Kim Dotcom election defeat: 'My name was poison'
Technology millionaire Kim Dotcom has apologised for his party's failure in New Zealand's general election.
His Internet-Mana Party failed to win a seat, as Prime Minister John Key's National Party increased its majority.
"The brand 'Kim Dotcom' was poison for what we were trying to achieve," the German-born entrepreneur said.
He is facing possible extradition to the US over MegaUpload, his storage website the US says was used to host files illegally. He denies all charges.
Mr Dotcom - who lives in a mansion near Auckland - was arrested by armed police in January 2012.
After being granted bail in February 2012, he launched the Internet Party, a political group that pledged to end government surveillance of New Zealand citizens - a stance buoyed by the allegations made by US intelligence leaker Edward Snowden.
The Internet Party's policies also focused on better internet access across the country.
As a foreign national, Mr Dotcom could not himself stand in the election, and so instead appointed trade unionist Laila Harre as leader.
The Internet Party also formed an alliance with the minor Mana Party, a breakaway group from the bigger Maori Party.
Internet-Mana, as the partnership was named, did not attract enough votes to win a seat, with the Mana Party's leader Hone Harawira losing his seat.
"I'm sorry. I take full responsibility for this loss," said Mr Dotcom after the vote.
In a tweet, he congratulated Prime Minister Mr Key: "New Zealanders have chosen National and John Key to lead. I congratulate the prime minister. Please do your best for all Kiwis. Good luck."
Ms Harre said Internet-Mana would hold a meeting soon to determine how it moved forward after the loss - including its future association with Mr Dotcom.

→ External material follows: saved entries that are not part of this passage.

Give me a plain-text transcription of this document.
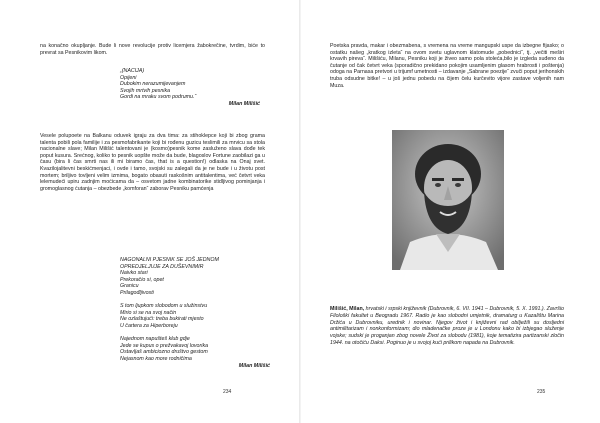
na konačno okupljanje. Bude li nove revolucije protiv licemjera žabokrečine, tvrdim, biće to prevrat sa Pesnikovim likom.

„(NACIJA)
Opijeni
Dubokim nerazumijevanjem
Svojih mrtvih pesnika
Gordi na mraku svom podrumu.“
Milan Milišić

Vesele polupoete na Balkanu oduvek igraju za dva tima: za stihoklepce koji bi zbog grama talenta pobili pola familije i za pesmofabrikante koji bi rođenu guzicu teslimili za mrvicu sa stola nacionalne slave; Milan Milišić talentovani je (kosmo)pesnik kome zasluženo slava dođe tek poput kusura. Srećnog, koliko to pesnik uopšte može da bude, blagoslov Fortune zaobilazi ga u času (bira li čas smrti nas ili mi biramo čas, that is a question!) odlaska na Onaj svet. Kvazilojalitevni beskićmenjaci, i ovde i tamo, svojski su zalegali da je ne bude i u životu post mortem; briljivo tovljeni velim izmima, bogato obasuti raskošnim antitalentima, već četvrt veka lelemudeći upiru zadnjim moćicama da – osvetom jadne kombinatorike stidljivog pominjanja i gromoglasnog ćutanja – obezbede „komforan“ zaborav Pesniku pamćenja

NAGONALNI PJESNIK SE JOŠ JEDNOM
OPREDJELJUJE ZA DUŠEVNIMIR
Naivko stari
Prekoračio si, opet
Granicu
Prilagođljivosti
S tom ljupkom slobodom u služinstvu
Mirio si se na svoj način
Ne ozlaštujući: treba bukirati mjesto
U čartera za Hiperboreju
Najednom napušteš klub gdje
Jede se kupus o prežvakavoj lovorika
Ostavljaš ambiciozno društvo gestom
Nejasnom kao more rodničima
Milan Milišić
234

Poetska pravda, makar i obezmabena, s vremena na vreme mangupski uspe da izbegne fijasko; o ostatku našeg „kratkog izleta“ na ovom svetu uglavnom klatomude „pobednici“, tj. „večiti meširi krvavih pireva“. Milišiću, Milanu, Pesniku koji je živeo samo pola stoleća,bilo je izgleda suđeno da čutanje od čak četvrt veka (sporadično prekidano pokojim usamljenim glasom hrabrosti i poštenja) odoga na Parnasa pretvori u trijumf umetnosti – izdavanje „Sabrane poezije“ zvuči poput jerihonskih truba odsudne bitke! – u još jednu pobedu na čijem čelu kurčevito vijore zastave voljenih nam Muza.

Milišić, Milan, hrvatski i srpski književnik (Dubrovnik, 6. VII. 1941 – Dubrovnik, 5. X. 1991.). Završio Filološki fakultet u Beogradu 1967. Radio je kao slobodni umjetnik, dramaturg u Kazalištu Marina Držića u Dubrovniku, urednik i novinar. Njegov život i književni rad obilježili su dosljedni antimilitarizam i nonkonformizam; dio mladenačke proze je u Londonu kako bi izbjegao služenje vojske; sudski je proganjan zbog novele Život za slobodu (1981), koje tematizira partizanski zločin 1944. na otočiću Daksi. Poginuo je u svojoj kući prilikom napada na Dubrovnik.

235
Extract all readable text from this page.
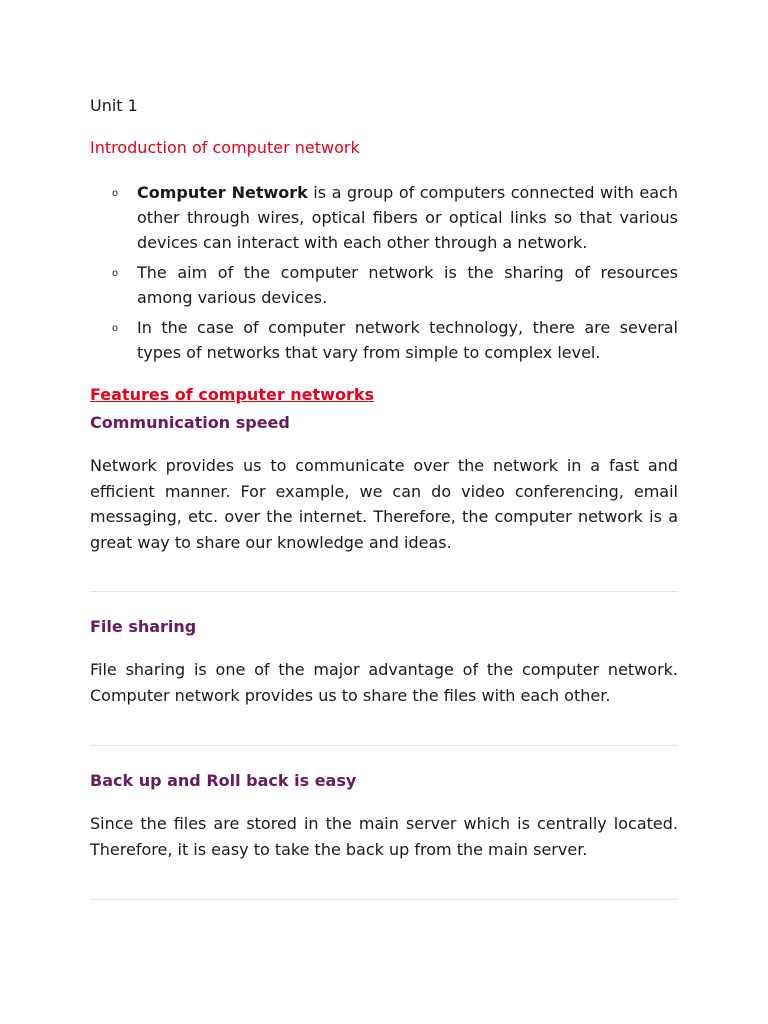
Unit 1
Introduction of computer network
o Computer Network is a group of computers connected with each other through wires, optical fibers or optical links so that various devices can interact with each other through a network.
o The aim of the computer network is the sharing of resources among various devices.
o In the case of computer network technology, there are several types of networks that vary from simple to complex level.
Features of computer networks
Communication speed
Network provides us to communicate over the network in a fast and efficient manner. For example, we can do video conferencing, email messaging, etc. over the internet. Therefore, the computer network is a great way to share our knowledge and ideas.
File sharing
File sharing is one of the major advantage of the computer network. Computer network provides us to share the files with each other.
Back up and Roll back is easy
Since the files are stored in the main server which is centrally located. Therefore, it is easy to take the back up from the main server.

"That meeting will cover what form our relationship should take over the next three years - that will evolve," she said.
"With the campaign finished, we will rapidly move towards much clearer public leadership of the party by me."

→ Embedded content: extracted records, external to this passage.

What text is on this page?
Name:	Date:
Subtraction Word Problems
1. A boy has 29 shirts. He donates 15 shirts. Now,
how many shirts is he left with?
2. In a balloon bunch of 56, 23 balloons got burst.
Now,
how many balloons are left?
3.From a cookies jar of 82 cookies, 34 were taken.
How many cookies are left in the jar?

Analysis - Dave Lee, technology reporter
Mr Dotcom's fall, rise and fall again provided one of the most fascinating periods in the history of New Zealand politics.
When I visited the sprawling Dotcom Mansion earlier this year to make a film for BBC Click, it was arguably at the height of the man's popularity. He'd won a few crucial court battles related to his copyright cases, and his new website, Mega, was enjoying serious success. It still is.

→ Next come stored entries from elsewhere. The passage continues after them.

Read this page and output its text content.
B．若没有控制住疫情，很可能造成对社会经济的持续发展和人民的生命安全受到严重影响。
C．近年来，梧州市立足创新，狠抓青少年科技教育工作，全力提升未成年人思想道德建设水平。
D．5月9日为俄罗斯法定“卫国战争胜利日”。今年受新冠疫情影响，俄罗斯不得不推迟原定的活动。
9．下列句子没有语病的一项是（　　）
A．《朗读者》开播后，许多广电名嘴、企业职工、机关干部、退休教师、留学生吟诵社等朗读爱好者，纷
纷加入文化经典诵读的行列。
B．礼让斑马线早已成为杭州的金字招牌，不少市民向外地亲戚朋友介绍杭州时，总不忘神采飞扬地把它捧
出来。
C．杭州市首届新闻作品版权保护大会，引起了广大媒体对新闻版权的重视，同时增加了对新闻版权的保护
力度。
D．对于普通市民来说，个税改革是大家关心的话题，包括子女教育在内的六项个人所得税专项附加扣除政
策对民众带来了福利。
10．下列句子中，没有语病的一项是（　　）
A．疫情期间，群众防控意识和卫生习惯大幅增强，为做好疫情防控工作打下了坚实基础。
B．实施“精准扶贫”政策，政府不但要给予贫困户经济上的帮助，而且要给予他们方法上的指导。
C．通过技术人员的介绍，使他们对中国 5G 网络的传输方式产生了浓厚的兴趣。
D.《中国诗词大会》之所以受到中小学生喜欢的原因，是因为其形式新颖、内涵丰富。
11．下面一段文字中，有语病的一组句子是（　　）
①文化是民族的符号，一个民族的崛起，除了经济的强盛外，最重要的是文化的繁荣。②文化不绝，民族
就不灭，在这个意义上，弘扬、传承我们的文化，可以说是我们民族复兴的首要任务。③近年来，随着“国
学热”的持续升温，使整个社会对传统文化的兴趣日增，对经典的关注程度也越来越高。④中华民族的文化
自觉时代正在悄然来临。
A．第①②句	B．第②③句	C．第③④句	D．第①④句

During my stay he hosted a party for the newly signed up members of the Internet Party, opening up the mansion for a day out and a chance to "Swim with Kim".
It was there I met one of his supporters who, while offering support, said he was worried the whole thing would struggle to become anything other than "the Kim Dotcom Show".
Some of Mr Dotcom's aides suspected the young man may have been planted by an opponent - a gift for TV reporters needing a negative soundbite.
But really that supporter was precisely what Mr Dotcom needed - a sane, dissenting voice in a world seemingly full of yes-men and women. His team was made up of fantastic, hard-working people - but it was by no means unwavering support. They were, like so many in Mr Dotcom's life, along for the ride.
Many suspected that Mr Dotcom's motivation for entering politics was to help him fight his piracy case. If that was the case, it hasn't worked.
As Mr Dotcom's political ambitions ebb away, the criminal charges he faces remain very real.
His next extradition hearing is due to take place in February.